Gli insegnanti di sostegno, Dario Ianes,  e la retorica caciara
di Raffaele Iosa


Leggo, con stupore, una durissima nota di Tiriticco contro la proposta di Ianes  per andare oltre gli insegnanti di sostegno. Allarmi strani, questi di Tiriticco, e a mio avviso fuori luogo. D’altra parte mentre di esami di stato  io prima “ascolto” (lui giustamente “parla” perché ne sa più di me), qui invece si occupa di temi  che forse andrebbero meglio studiati, o quanto meno “ascoltati”.
In questa vicenda ci sono alcuni paradossi. E’ noto che io mi sono battuto contro la “filosofia BES” del MIUR,  ma affermo per certo che questa non ha mai avuto “trame oscure”,  disvelate da Tiriticco,  per ridurre o ridistribuire i docenti di sostegno.  Perfino il documento “La buona scuola”  sulla disabilità parla con enfasi solo di insegnanti di sostegno, del loro aumento, ma (per me purtroppo) non dice altro sulla crisi qualitativa dell’integrazione scolastica, che sta portando alla “grande finzione” di una scolarizzazione che è di fatto in moltissimi casi “isolazione”.

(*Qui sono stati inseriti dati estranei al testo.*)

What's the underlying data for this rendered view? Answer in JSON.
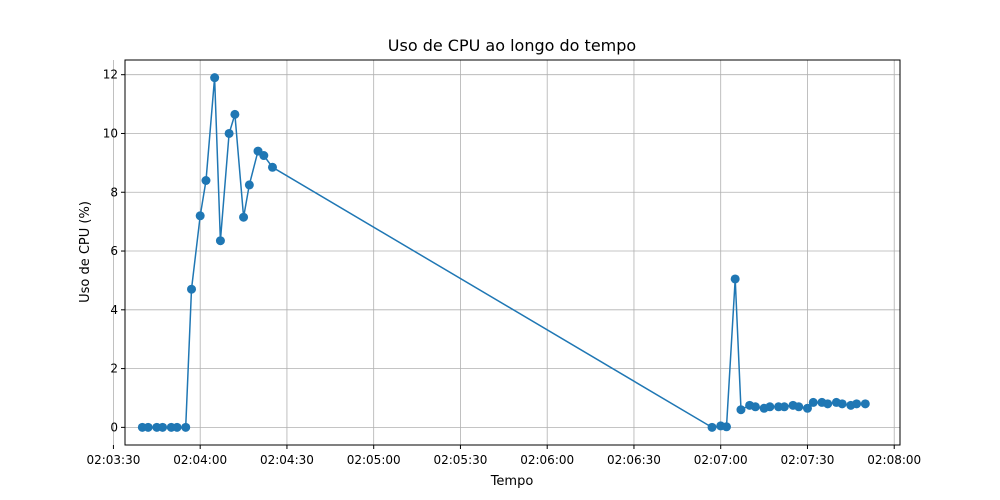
{
  "chart_data": {
    "type": "line",
    "title": "Uso de CPU ao longo do tempo",
    "xlabel": "Tempo",
    "ylabel": "Uso de CPU (%)",
    "x_tick_labels": [
      "02:03:30",
      "02:04:00",
      "02:04:30",
      "02:05:00",
      "02:05:30",
      "02:06:00",
      "02:06:30",
      "02:07:00",
      "02:07:30",
      "02:08:00"
    ],
    "y_tick_labels": [
      "0",
      "2",
      "4",
      "6",
      "8",
      "10",
      "12"
    ],
    "xlim": [
      "02:03:34",
      "02:08:02"
    ],
    "ylim": [
      -0.6,
      12.5
    ],
    "grid": true,
    "color": "#1f77b4",
    "series": [
      {
        "x": [
          "02:03:40",
          "02:03:42",
          "02:03:45",
          "02:03:47",
          "02:03:50",
          "02:03:52",
          "02:03:55",
          "02:03:57",
          "02:04:00",
          "02:04:02",
          "02:04:05",
          "02:04:07",
          "02:04:10",
          "02:04:12",
          "02:04:15",
          "02:04:17",
          "02:04:20",
          "02:04:22",
          "02:04:25",
          "02:06:57",
          "02:07:00",
          "02:07:02",
          "02:07:05",
          "02:07:07",
          "02:07:10",
          "02:07:12",
          "02:07:15",
          "02:07:17",
          "02:07:20",
          "02:07:22",
          "02:07:25",
          "02:07:27",
          "02:07:30",
          "02:07:32",
          "02:07:35",
          "02:07:37",
          "02:07:40",
          "02:07:42",
          "02:07:45",
          "02:07:47",
          "02:07:50"
        ],
        "y": [
          0,
          0,
          0,
          0,
          0,
          0,
          0,
          4.7,
          7.2,
          8.4,
          11.9,
          6.35,
          10.0,
          10.65,
          7.15,
          8.25,
          9.4,
          9.25,
          8.85,
          0,
          0.05,
          0.02,
          5.05,
          0.6,
          0.75,
          0.7,
          0.65,
          0.7,
          0.7,
          0.7,
          0.75,
          0.7,
          0.65,
          0.85,
          0.85,
          0.8,
          0.85,
          0.8,
          0.75,
          0.8,
          0.8
        ]
      }
    ]
  }
}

C’è ancora un altro paradosso. Sulla questione BES  io non ho condiviso la scelta di Ianes di favorire la negativa operazione del MIUR  sui BES,   per le tante ambiguità che la dominante iatrogenesi sta provocando non solo a scuola ma nella società (si veda la novità della “ludopatia”). Una medicalizzazione della scuola con il rischio di nuovi stigmi. In questa discussione Tiriticco condivideva la critica. Dunque sui BES ero d’accordo con Tiriticco e meno con Ianes!  Questo volta, invece,  è esattamente il contrario. Dunque qualcosa non va? O è solo democrazia?

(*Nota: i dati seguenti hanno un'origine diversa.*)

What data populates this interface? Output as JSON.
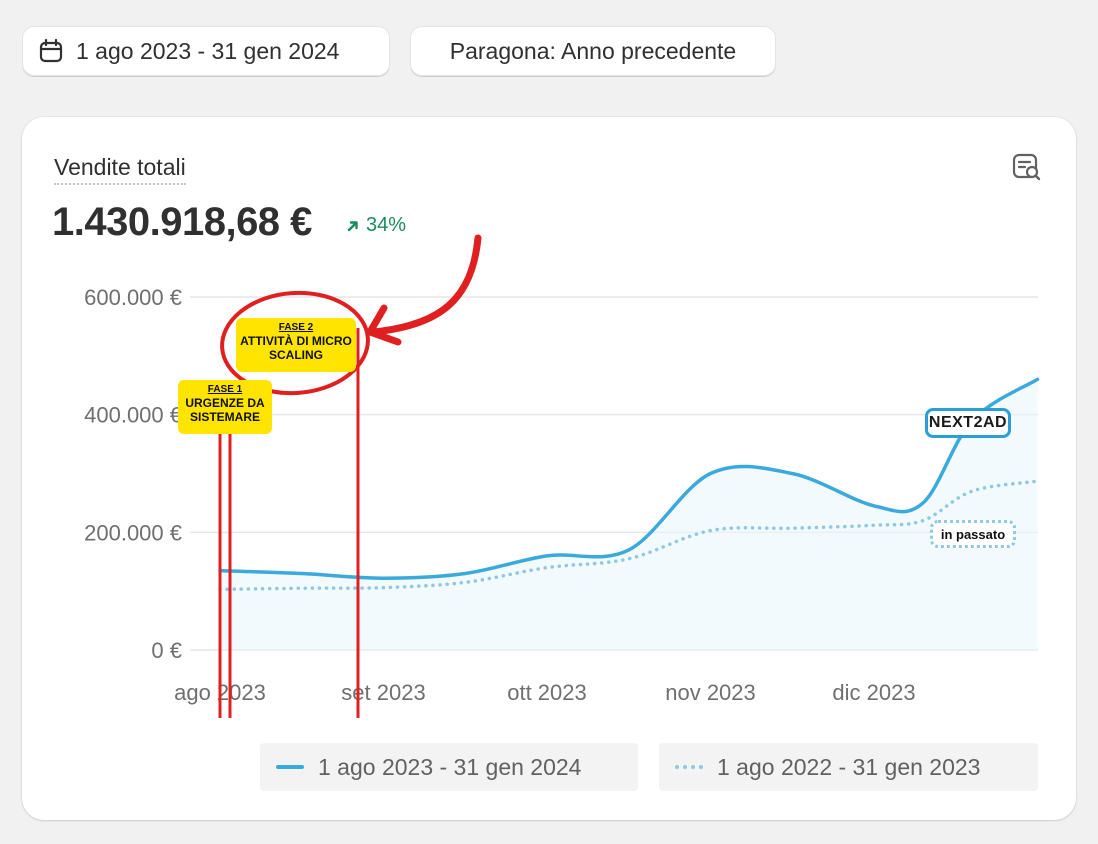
{
  "toolbar": {
    "date_range": "1 ago 2023 - 31 gen 2024",
    "compare": "Paragona: Anno precedente"
  },
  "card": {
    "title": "Vendite totali",
    "value": "1.430.918,68 €",
    "delta": "34%",
    "delta_color": "#1c8a5a"
  },
  "icons": {
    "calendar": "calendar-icon",
    "explore": "explore-chart-icon",
    "trend": "arrow-up-right-icon"
  },
  "annotations": {
    "phase1_label": "FASE 1",
    "phase1_text": "URGENZE DA SISTEMARE",
    "phase2_label": "FASE 2",
    "phase2_text": "ATTIVITÀ DI MICRO SCALING",
    "brand": "NEXT2AD",
    "past": "in passato",
    "note_color": "#ffe400",
    "marker_color": "#e02020"
  },
  "legend": {
    "current": "1 ago 2023 - 31 gen 2024",
    "previous": "1 ago 2022 - 31 gen 2023"
  },
  "chart_data": {
    "type": "line",
    "y_ticks": [
      "600.000 €",
      "400.000 €",
      "200.000 €",
      "0 €"
    ],
    "x_ticks": [
      "ago 2023",
      "set 2023",
      "ott 2023",
      "nov 2023",
      "dic 2023"
    ],
    "ylim": [
      0,
      600000
    ],
    "xlim": [
      0,
      5
    ],
    "series": [
      {
        "name": "1 ago 2023 - 31 gen 2024",
        "color": "#3aa9dc",
        "style": "solid",
        "x": [
          0,
          0.5,
          1,
          1.5,
          2,
          2.5,
          3,
          3.5,
          4,
          4.3,
          4.6,
          5
        ],
        "values": [
          135000,
          130000,
          122000,
          130000,
          160000,
          170000,
          300000,
          300000,
          245000,
          250000,
          390000,
          460000
        ]
      },
      {
        "name": "1 ago 2022 - 31 gen 2023",
        "color": "#8ec8e6",
        "style": "dotted",
        "x": [
          0,
          0.5,
          1,
          1.5,
          2,
          2.5,
          3,
          3.5,
          4,
          4.3,
          4.6,
          5
        ],
        "values": [
          103000,
          105000,
          106000,
          115000,
          140000,
          155000,
          203000,
          207000,
          212000,
          220000,
          270000,
          287000
        ]
      }
    ]
  }
}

E’ noto, ad esempio, che io mi batto da anni contro la Legge 170 sui DSA che impone tecniche isolazioniste ai ragazzi con “difetti”  in lettura e scrittura e calcolo, perché ha “contrattualizzato” la didattica in un tira e molla per avere “dispensa/compensa” a gogò senza alcuna responsabilità, e che è alla base anche dei rischi anche con la filosofia BES. Considero dispensa/compensa una parte (neppure decisiva) della didattica individualizzata di cui hanno necessità molti ragazzi a prescindere da dottori, malattie di moda, ideologismi sociali, una didattica fondata sull’art. 3,4 e 5 del Regolamento Autonomia e non “concessa da una legge”, quindi offerta a tutti quelli cui servono, senza ricatti contrattualistici. Ma tant’è. Chi ne parla?
Questa volta sull’argomento “superamento dell’insegnante di  sostegno”, invece io  sono del tutto d’accordo con Ianes  per ragioni che nulla hanno a che vedere con i posti di sostegno né con i BES.

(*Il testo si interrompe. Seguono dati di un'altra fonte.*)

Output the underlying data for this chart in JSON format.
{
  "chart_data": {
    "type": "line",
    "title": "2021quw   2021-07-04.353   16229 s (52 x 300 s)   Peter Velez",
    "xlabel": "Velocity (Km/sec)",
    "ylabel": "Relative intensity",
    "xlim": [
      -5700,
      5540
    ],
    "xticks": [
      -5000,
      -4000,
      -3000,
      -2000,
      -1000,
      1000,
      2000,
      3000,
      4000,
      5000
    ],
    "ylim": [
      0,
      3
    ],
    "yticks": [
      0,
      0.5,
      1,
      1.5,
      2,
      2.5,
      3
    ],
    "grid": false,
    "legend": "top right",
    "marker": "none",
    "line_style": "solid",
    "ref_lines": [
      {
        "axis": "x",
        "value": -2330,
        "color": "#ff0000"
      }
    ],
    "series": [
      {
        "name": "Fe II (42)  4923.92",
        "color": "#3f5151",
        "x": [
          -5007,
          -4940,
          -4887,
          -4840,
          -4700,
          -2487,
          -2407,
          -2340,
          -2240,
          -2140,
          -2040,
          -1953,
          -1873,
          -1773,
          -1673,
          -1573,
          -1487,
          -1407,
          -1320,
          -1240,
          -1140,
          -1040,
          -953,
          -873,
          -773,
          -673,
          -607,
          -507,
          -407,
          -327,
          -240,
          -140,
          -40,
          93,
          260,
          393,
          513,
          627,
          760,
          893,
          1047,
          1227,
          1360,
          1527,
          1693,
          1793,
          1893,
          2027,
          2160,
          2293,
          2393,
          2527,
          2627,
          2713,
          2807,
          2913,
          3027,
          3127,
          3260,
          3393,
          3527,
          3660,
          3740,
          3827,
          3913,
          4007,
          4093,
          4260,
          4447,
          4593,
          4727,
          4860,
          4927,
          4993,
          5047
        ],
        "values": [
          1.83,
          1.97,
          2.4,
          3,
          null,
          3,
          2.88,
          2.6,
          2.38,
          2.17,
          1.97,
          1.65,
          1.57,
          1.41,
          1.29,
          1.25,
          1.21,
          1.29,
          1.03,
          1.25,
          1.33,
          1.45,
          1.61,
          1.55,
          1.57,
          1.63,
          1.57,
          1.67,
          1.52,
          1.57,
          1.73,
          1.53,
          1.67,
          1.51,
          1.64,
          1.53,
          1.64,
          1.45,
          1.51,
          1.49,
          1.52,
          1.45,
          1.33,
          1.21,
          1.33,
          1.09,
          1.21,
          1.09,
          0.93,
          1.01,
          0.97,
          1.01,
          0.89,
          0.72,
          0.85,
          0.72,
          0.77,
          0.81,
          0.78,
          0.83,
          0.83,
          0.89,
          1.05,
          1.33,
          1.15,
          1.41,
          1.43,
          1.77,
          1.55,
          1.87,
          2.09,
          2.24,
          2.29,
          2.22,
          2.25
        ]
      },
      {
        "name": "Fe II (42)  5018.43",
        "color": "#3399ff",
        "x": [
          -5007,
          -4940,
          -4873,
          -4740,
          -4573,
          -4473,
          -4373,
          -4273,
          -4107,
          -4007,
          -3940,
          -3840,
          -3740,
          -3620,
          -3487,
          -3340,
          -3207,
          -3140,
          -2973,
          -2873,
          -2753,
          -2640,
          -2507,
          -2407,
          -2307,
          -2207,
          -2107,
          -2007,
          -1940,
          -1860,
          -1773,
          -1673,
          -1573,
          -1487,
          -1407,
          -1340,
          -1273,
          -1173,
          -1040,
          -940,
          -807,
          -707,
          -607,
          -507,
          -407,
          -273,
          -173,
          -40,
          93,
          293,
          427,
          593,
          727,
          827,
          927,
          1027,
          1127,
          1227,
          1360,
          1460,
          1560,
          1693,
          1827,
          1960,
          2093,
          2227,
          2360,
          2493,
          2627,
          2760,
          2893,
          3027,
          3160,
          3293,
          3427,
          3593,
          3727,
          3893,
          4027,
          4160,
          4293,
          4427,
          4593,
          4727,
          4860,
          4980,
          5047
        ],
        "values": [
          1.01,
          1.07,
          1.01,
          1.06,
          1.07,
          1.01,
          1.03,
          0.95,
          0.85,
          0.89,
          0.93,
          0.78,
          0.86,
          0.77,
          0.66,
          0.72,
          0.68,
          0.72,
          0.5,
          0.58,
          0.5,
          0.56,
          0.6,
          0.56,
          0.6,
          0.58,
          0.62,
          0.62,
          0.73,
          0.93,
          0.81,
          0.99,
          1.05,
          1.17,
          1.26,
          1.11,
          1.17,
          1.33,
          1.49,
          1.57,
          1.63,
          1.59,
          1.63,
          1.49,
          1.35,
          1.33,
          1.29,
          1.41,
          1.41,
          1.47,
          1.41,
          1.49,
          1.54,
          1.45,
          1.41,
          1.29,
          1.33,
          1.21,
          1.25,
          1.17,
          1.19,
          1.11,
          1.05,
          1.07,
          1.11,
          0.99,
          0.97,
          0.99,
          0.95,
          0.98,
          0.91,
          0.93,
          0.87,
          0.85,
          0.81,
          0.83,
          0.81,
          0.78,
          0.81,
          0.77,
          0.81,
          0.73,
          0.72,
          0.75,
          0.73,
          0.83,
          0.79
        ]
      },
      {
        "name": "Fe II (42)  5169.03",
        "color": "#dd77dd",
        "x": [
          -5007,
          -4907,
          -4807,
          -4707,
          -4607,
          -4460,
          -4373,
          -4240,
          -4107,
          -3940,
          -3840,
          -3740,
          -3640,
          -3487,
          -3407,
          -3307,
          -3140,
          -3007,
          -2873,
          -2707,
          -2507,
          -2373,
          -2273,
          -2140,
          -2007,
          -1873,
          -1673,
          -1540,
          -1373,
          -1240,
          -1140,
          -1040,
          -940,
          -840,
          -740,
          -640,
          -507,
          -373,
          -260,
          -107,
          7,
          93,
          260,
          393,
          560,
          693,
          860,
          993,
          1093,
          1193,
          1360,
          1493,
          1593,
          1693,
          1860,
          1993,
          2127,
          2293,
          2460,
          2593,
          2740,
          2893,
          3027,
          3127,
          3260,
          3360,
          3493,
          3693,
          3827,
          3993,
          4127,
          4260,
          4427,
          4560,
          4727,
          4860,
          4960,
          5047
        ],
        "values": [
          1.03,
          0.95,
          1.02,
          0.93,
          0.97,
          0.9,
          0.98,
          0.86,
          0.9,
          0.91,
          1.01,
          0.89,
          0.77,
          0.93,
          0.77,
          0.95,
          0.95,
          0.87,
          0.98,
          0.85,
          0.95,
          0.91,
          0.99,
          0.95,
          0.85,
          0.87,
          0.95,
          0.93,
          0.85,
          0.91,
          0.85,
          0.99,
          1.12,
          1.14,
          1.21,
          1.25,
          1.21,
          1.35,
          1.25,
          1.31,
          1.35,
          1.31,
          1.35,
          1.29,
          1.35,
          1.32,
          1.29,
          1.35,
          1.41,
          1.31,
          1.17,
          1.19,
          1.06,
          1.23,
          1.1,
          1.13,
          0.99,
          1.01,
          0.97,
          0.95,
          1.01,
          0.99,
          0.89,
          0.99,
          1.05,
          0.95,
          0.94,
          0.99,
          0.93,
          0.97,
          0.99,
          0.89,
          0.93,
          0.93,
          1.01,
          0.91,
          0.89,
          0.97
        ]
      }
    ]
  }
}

E le ragioni sono tutte pedagogiche e non di contrattualismo né di organici.  A vedere com’è oggi il sostegno  dobbiamo amaramente ammettere che siamo alla fine dell’integrazione come pensata negli anni 70. Affiora da tempo  un “falso pedagogico” che ho chiamato “isolazione” in un saggio pieno di dati di un anno fa. La presenza a scuola di alunni disabili è di anno in anno sottoposta ad una deriva che li porta ad essere “ospiti” della scuola ma non  (più) “parte attiva” della formazione comunitaria. Quello che manca a tanti disabili nelle nostre scuole non sono i docenti di sostegno ma…i loro compagni di classe.  Accerchiati da sostegni solitari, sempre più fuori della classe. Sempre più, non sempre meno.  Il falso enfatizza il mito che solo “tante ore di sostegno” fanno integrazione. C’è una materiale crisi che rovescia le cause con gli effetti:  il grande aumento di ore “fuori classe” degli alunni h come “soluzione”, una riduzione robusta della cooperazione educativa, sempre meno (direi sempre mai) l’insegnante di sostegno  considerato  “risorsa della classe” ma  invece lo “specialista del disabile”, come se il disabile  fosse un’umanità specialissima lontana da tutti. Cosa (e  spiace molto) che Tiriticco fa citando  la “grande distanza”  tra alunni h  e gli altri.  Forse Tiriticco non conosce, ad esempio, le ricerche di Renzo Vianello sull’”intelligenza emotiva” dei ragazzi Down, nettamente superiore a quella dei “normali”, che potrebbe essere “risorsa vera della scuola”.  Io invece penso che l’intelligenza eterogenea di tutti gli alunni che imparano insieme (insieme!) sia la vera sfida dell’integrazione, sfida che si sta perdendo.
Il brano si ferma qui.